Four roles is the upper bound. GPT Pilot tried six and is archived. Cognition's published "Don't Build Multi-Agents" essay argues against fine-grained intra-task multi-agent — our coarse role separation with explicit event handoffs is the defensible form that Cognition's warning specifically does not target. Humans remain the fifth participant, always on call for blast-radius-raising actions.

All agents run as stateless K8s pods. KEDA scales to zero. Git worktrees per task (Cursor 2026 pattern) replace full per-task clones for fast cold-start.

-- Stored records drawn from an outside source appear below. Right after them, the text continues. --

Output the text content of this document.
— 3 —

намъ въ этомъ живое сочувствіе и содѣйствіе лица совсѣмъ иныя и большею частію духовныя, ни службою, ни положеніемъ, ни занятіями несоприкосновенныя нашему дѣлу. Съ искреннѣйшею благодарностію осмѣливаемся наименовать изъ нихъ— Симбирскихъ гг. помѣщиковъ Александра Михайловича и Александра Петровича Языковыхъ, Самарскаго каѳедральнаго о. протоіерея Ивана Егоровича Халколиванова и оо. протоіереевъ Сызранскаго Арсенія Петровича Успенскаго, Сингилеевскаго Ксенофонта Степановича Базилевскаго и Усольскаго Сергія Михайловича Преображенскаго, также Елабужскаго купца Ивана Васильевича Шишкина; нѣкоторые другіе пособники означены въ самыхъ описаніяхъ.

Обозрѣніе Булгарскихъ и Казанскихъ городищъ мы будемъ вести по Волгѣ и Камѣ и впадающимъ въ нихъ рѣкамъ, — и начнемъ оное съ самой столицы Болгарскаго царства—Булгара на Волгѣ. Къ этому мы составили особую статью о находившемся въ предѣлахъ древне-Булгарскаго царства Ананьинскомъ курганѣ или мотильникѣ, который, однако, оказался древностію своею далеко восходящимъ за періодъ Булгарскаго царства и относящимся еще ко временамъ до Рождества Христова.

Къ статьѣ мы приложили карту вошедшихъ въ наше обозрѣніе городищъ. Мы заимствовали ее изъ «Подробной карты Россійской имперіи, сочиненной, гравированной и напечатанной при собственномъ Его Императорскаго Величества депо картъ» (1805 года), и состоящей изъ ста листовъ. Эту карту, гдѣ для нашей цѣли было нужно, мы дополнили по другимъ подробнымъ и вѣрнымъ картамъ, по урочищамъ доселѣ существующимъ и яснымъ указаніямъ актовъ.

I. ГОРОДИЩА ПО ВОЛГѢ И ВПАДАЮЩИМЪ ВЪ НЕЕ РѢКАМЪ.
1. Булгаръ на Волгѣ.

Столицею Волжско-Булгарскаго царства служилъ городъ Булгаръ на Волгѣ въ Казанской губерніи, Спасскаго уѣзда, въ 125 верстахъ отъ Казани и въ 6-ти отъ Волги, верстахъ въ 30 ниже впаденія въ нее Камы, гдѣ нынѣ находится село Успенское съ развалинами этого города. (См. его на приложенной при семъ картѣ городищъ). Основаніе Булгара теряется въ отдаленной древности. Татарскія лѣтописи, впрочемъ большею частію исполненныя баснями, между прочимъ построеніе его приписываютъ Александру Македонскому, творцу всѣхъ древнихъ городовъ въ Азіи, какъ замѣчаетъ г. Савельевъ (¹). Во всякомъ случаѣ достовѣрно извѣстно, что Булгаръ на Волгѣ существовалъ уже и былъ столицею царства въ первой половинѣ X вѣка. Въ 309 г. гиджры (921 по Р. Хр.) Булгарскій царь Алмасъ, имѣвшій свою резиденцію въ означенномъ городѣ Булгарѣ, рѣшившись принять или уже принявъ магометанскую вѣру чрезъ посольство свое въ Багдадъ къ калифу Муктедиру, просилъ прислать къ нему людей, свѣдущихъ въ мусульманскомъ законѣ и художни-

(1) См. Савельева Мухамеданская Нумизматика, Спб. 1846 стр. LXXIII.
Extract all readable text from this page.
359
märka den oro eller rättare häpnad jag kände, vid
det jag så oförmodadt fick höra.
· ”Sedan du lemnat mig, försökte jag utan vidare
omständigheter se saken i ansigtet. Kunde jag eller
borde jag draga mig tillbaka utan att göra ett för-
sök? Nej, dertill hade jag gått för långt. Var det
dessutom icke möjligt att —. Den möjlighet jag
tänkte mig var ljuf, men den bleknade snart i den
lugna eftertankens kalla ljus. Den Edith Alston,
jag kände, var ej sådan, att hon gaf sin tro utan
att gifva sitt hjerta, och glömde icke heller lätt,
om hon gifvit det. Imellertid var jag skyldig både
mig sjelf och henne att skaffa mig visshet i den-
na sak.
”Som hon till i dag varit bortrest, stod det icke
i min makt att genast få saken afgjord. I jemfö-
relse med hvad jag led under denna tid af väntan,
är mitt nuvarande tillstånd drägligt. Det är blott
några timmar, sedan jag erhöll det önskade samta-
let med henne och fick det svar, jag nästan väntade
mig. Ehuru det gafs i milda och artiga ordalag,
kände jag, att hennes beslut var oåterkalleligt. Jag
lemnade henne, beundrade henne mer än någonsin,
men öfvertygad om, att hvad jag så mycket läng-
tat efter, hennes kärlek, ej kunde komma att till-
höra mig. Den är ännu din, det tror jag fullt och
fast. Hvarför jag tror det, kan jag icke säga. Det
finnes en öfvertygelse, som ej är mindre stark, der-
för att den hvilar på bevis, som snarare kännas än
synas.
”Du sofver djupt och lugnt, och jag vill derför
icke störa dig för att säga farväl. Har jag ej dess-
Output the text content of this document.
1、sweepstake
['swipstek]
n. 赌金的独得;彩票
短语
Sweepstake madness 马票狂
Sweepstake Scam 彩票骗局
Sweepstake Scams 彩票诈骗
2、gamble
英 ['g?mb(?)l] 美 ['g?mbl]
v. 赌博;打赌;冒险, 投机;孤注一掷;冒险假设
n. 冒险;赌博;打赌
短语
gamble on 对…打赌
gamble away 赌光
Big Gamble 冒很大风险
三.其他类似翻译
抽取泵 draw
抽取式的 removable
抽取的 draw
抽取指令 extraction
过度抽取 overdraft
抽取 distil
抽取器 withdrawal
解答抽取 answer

Gate layer: safety middleware

Every agent call passes through:

  1. StuckGuard — deterministic loop detection at the tool-call layer. Five patterns from OpenHands' StuckDetector, Goose's RepetitionInspector, Sweep's visited_set — three independent codebases converged here, strongest "build this" signal in the multi-agent research (see research-multi-agent-platforms.md).
  2. Dangerous-command Guard — PreToolUse hook, rejects sudo, rm -rf /, git push --force (without --force-with-lease), drop table, kubectl delete namespace, and package-manager installs. No override flag — Gastown's deliberate design, copied wholesale.
  3. Prompt-injection Guard — CaMeL-style separation: a trusted control-plane LLM plans, a quarantined data-plane LLM processes untrusted content without tool access. DeepMind's arXiv:2503.18813 shows this is the only prompt-injection defense with a formal guarantee. The 2025-2026 CVE wave (CVE-2025-54794/54795, CVE-2025-59536/CVE-2026-21852, CVE-2025-68143/68144/68145) makes this non-optional.
  4. Budget Gate — LiteLLM proxy between agent and the LLM provider, enforcing per-agent hourly + daily token budgets and 429 circuit-breaking. Prevents one looping agent from burning a shared plan (default: Anthropic Max) for everyone. LiteLLM also handles automatic fallback to secondary providers on 429/529 — see provider-portability.md.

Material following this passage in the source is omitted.